California’s New Embrace of Bilingual Education: An Academic and a Personal Affirmation

Patricia Gandara, the Co-Director of the Civil Rights Project at UCLA, explains the technical significance of Californians’ rejection at the polls last week of the 1998, Proposition 227, which mandated English-only in the public schools. Voters replaced it with Proposition 58, which grants local school districts the right to design their own programs for English language instruction, including bilingual education.

Here is Gandara’s description of what happened last week in California: “As the election results were rolling in across the country signaling that Donald Trump would become the 45th president of the United States, nearly three-quarters of Californians had voted to restore bilingual education in California. The Trump campaign had been overtly anti-immigrant, while the restoration of bilingual education was an affirmation of the valuing of the children of immigrants…  Proposition 58, ‘The Multilingual Education Initiative,’ lifted the ban and expands access to bilingual (usually targeted to English learners) and dual-language programs (that incorporate both English learners and English speakers wanting to learn a second language).”

Gandara briefly summarizes academic research on the benefits of bilingual education of both types: “During the last 18 years, research has been conducted that shows significant benefits to multilingual instruction. Canadians have long been researching the cognitive benefits and concluding that learning in more than one language effectively made students ‘smarter’—they demonstrated a greater capacity for focused attention and avoidance of distractions… In recent years, longitudinal research—following the same children over their entire school career, from kindergarten to high school—comparing those in bilingual and dual-language programs to those in English-only classrooms, has concluded that while the bilinguals start slower, they end with superior outcomes in English, and Latino students perform better in both English and math when enrolled in bilingual programs.”

It is a fine thing that Californians have taken the very step that academic researchers recommend.  It is far more moving to understand how this feels personally to someone who endured the English-only regime that has operated for a long time in California and many other places across the United States.  In Tuesday’s NY Times, Héctor Tobar, a professor of journalism at the University of Oregon, tells his own story as a boy who grew up during “English-only”: “In the deepest reaches of my brain, there is a boy who speaks Spanish. He calls his mother and father ‘Mamá‘ and ‘Papá.’  One of his favorite expressions is ‘qué lindo‘ (how nice, or how sweet).  He’s proud of the Mexican slang he’s learned: for instance, ‘no hay pedo,’ which means ‘no problem,’ though its literal translation is ‘there is no fart.’  California nearly killed that boy… Like millions of Latino kids educated in California public schools, I never took a class in Spanish grammar or Spanish literature, nor was I ever asked to write a single word with an accent or a squiggly tilde over it…. Spanish was the language of poverty and backwardness in the eyes of some school administrators, and many others. Supposedly, we got smarter by forgetting Spanish. By the time I was a teenager, I spoke the language at the level of a second grader. My English was perfect, but in Spanish I was a nincompoop.  I knew I had lost something priceless to me.”

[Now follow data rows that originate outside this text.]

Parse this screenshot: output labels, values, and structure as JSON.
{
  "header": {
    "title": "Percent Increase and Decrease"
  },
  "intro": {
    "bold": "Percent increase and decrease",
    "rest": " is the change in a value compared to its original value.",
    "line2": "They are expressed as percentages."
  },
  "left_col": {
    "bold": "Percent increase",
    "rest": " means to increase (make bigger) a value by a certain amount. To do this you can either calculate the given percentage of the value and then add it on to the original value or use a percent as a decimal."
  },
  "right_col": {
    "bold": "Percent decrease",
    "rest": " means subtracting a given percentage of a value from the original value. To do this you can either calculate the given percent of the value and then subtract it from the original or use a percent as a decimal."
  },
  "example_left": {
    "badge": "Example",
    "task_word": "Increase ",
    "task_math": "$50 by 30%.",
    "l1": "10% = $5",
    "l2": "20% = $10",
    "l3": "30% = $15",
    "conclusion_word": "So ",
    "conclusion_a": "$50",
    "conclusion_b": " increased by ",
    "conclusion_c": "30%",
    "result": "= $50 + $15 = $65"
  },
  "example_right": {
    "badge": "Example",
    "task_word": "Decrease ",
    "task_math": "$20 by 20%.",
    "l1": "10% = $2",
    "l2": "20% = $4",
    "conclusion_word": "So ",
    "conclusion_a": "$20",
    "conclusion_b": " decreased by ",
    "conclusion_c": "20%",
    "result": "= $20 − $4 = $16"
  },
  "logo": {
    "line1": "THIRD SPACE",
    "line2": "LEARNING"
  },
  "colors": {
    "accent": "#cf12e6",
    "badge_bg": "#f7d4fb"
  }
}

Tobar loves languages and he endorses bilingualism: “No one disputes that every child in this country should learn English. But the no-Spanish dictate amounted to a form of cultural erasure. It was a cruel, shortsighted act, born of ignorance and intolerance. Being literate in the language of your immigrant ancestors (whether that language is Spanish, Korean, Mandarin or Armenian) makes you wiser and more powerful. I know this from experience.”

Tobar made up for the loss of his family’s primary language by studying Spanish in college. “With Spanish endearments and ample use of the subjective tense and the diminutive, I have learned that to know a language is to enter into another way of being… Today, I write books in English, but the roots of my career as a writer lie in Spanish literacy and Spanish fluency.”

And there is something even more personal: “Most of my extended family lives in Guatemala and speaks no English. When I returned to that country as a fluent Spanish speaker, I had my first grown-up conversations with my grandparents, uncles and cousins.”

Please read Héctor Tobar’s very moving plea for bilingual education.  Thank goodness Californians have formally recognized that forcing immigrants to extinguish their primary languages and their cultures is no way to “make America great again.”